Irto (Pd) lascia Consiglio Calabria dopo elezione

Nicola Irto, del Pd, ha formalizzato le sue dimissioni da consigliere regionale dopo l'elezione al Senato ottenuta alle politiche dello scorso 25 settembre. Una decisione che arriva molto tempo prima rispetto alla scadenza prevista dalla legge per optare fra una delle due cariche. "Dopo l'attività politica in Consiglio regionale, dove ho avuto l'opportunità e l'onore di svolgere diversi ruoli, compreso quello di presidente dell'Aula - ha detto in aula - rassegno le mie dimissioni.

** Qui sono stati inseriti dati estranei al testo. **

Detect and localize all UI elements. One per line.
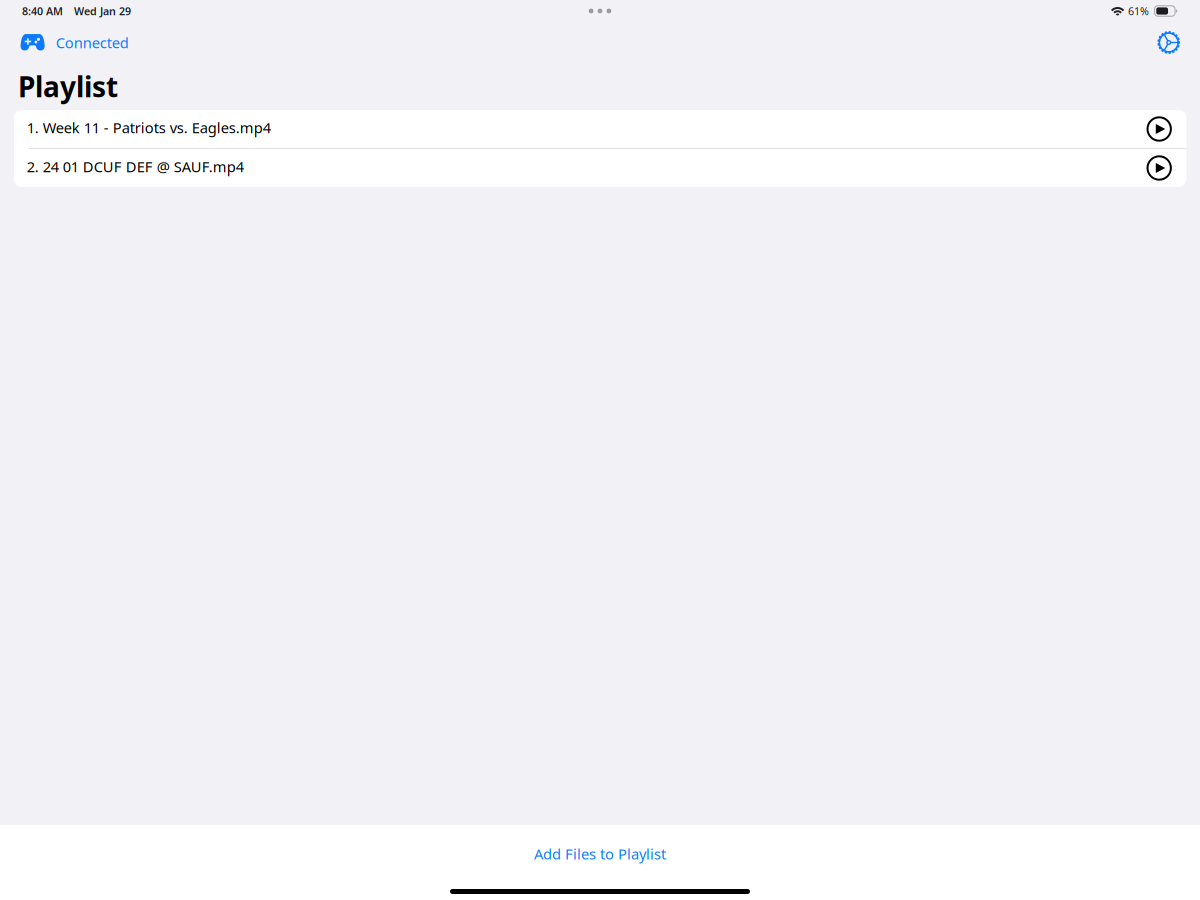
button[interactable]: Connected — [20, 30, 129, 55]
staticText: 61% — [1128, 4, 1149, 18]
staticText: Add Files to Playlist — [534, 844, 666, 864]
staticText: 8:40 AM — [22, 4, 63, 18]
button[interactable]: 2. 24 01 DCUF DEF @ SAUF.mp4 — [14, 149, 1186, 187]
button[interactable]: 1. Week 11 - Patriots vs. Eagles.mp4 — [14, 110, 1186, 148]
button[interactable]: Play 1. Week 11 - Patriots vs. Eagles.mp… — [1148, 117, 1171, 141]
button[interactable]: Add Files to Playlist — [518, 839, 682, 868]
staticText: Playlist — [18, 68, 118, 105]
button[interactable]: Settings — [1157, 28, 1180, 57]
staticText: Wed Jan 29 — [74, 4, 131, 18]
staticText: 2. 24 01 DCUF DEF @ SAUF.mp4 — [27, 157, 244, 176]
staticText: 1. Week 11 - Patriots vs. Eagles.mp4 — [27, 118, 271, 137]
button[interactable]: Play 2. 24 01 DCUF DEF @ SAUF.mp4 — [1148, 156, 1171, 180]
staticText: Connected — [56, 33, 129, 52]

L'elezione a senatore della Repubblica mi impone di concentrarmi sul nuovo ruolo che i calabresi hanno voluto affidarmi e che svolgerò con il massimo impegno e nell'interesse esclusivo della Calabria e del Paese. Sento, però, di dover rivolgere un sentito ringraziamento a tutti i colleghi con cui ho avuto modo di lavorare in questi anni, ma anche ai dipendenti del Consiglio e a tutti coloro che lavorano, e continueranno a farlo, per il bene della nostra Regione. E' stata un'esperienza esaltante, contrassegnata da tante difficoltà, ma anche dal raggiungimento di numerosi obiettivi. Faccio i miei migliori auguri ai colleghi che proseguiranno il loro lavoro in questa legislatura, e li invito al massimo impegno perché il periodo che ci prepariamo ad affrontare sarà assai complicato. Serve, dunque, uno sforzo fuori dall'ordinario, da parte di maggioranza e opposizione, per fare in modo che la Calabria riesca a superare questa fase e costruire uno sviluppo reale per il nostro territorio. Lo stesso impegno che sarà richiesto al Parlamento al governo con i quali il Consiglio regionale deve avere una sempre più stretta e proficua collaborazione che, per quel che di mia competenza e possibilità, proverò ad agevolare in ogni modo".